Then let us take our old accustomed seat and begin some casual talk,
which will draw him out of the shadows, and make him forget such things
as it is not good to remember. That is what we have done many times in
the past, and may find it well to do many a time again.
He begins with talk of the village and the country-side. Village stories
are often quaint, and stories of the countryside are sometimes--not
always--interesting. Tom Benson's wife has presented him with triplets,
and there is great excitement in the village, as to the steps to be
taken to secure the three guineas given by the Queen as a reward for
this feat.
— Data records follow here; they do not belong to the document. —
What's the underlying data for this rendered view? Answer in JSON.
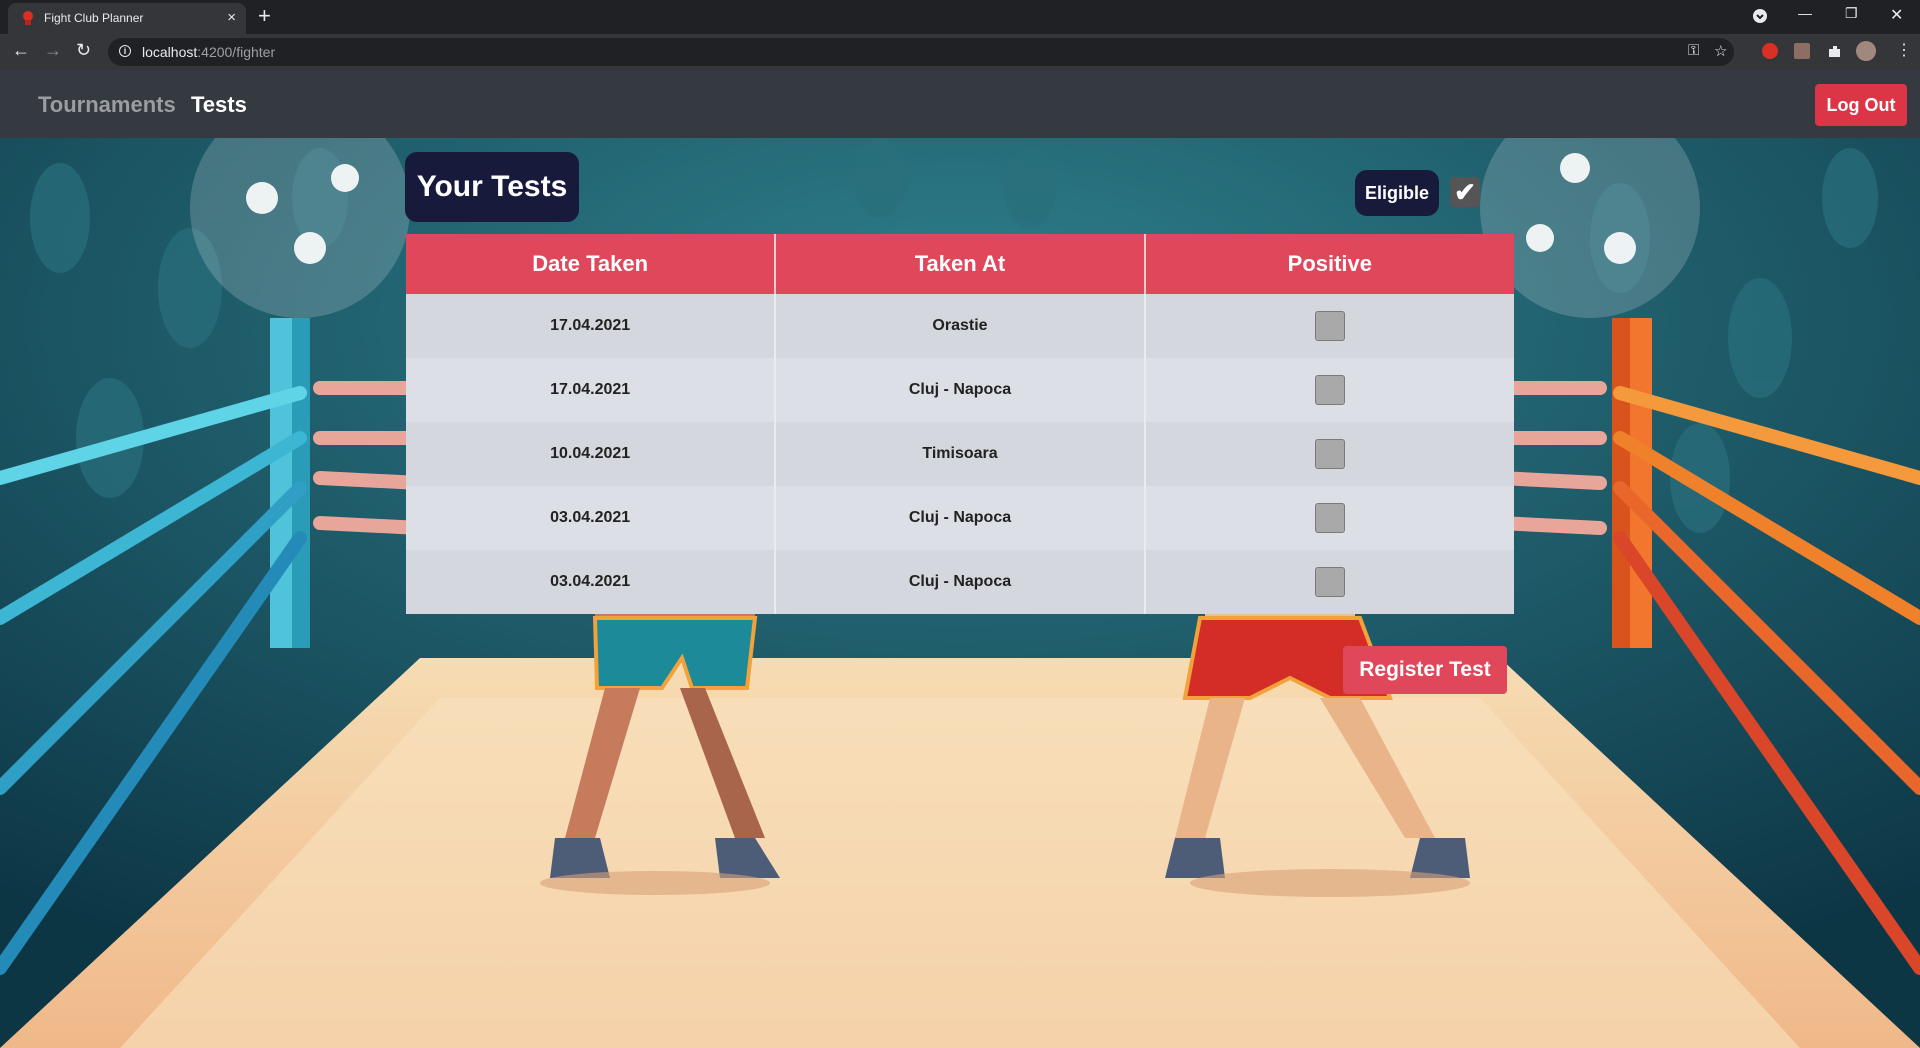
{
  "browser": {
    "tab_title": "Fight Club Planner",
    "tab_close": "×",
    "new_tab": "+",
    "url_host": "localhost",
    "url_path": ":4200/fighter",
    "icons": [
      "back-icon",
      "forward-icon",
      "reload-icon",
      "info-icon",
      "key-icon",
      "star-icon",
      "extensions-icon",
      "profile-icon",
      "menu-icon",
      "minimize-icon",
      "restore-icon",
      "close-icon"
    ]
  },
  "nav": {
    "links": [
      {
        "label": "Tournaments",
        "active": false
      },
      {
        "label": "Tests",
        "active": true
      }
    ],
    "logout_label": "Log Out"
  },
  "page": {
    "title": "Your Tests",
    "eligible_label": "Eligible",
    "eligible_checked": true
  },
  "table": {
    "headers": [
      "Date Taken",
      "Taken At",
      "Positive"
    ],
    "rows": [
      {
        "date": "17.04.2021",
        "place": "Orastie",
        "positive": false
      },
      {
        "date": "17.04.2021",
        "place": "Cluj - Napoca",
        "positive": false
      },
      {
        "date": "10.04.2021",
        "place": "Timisoara",
        "positive": false
      },
      {
        "date": "03.04.2021",
        "place": "Cluj - Napoca",
        "positive": false
      },
      {
        "date": "03.04.2021",
        "place": "Cluj - Napoca",
        "positive": false
      }
    ]
  },
  "actions": {
    "register_label": "Register Test"
  },
  "colors": {
    "accent": "#e0475a",
    "navbar": "#343a40",
    "badge": "#171a3a"
  }
}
Old Benny Bates has announced his intention of taking a fifth
wife at the age of ninety, and is indignant that it has been suggested
that the parochial authorities in charge of the "Union," in which he
must inevitably shortly take refuge, may interfere with his rights as
a citizen. The Reverend Lewis has been to talk seriously with him, and
finds him at once irate and obdurate.
"Vicar," says old Benny, "he can't refuse to marry no man. Law won't let
him." Such refusal, he intimates, might drive him to wild and riotous
living. Remembering his last view of old Benny tottering down the
village street in his white smock, his nut-cracker face like a withered
rosy apple, his gnarled hand grasping the knotted staff his bent
body leaned on, Mount Dunstan grinned a little.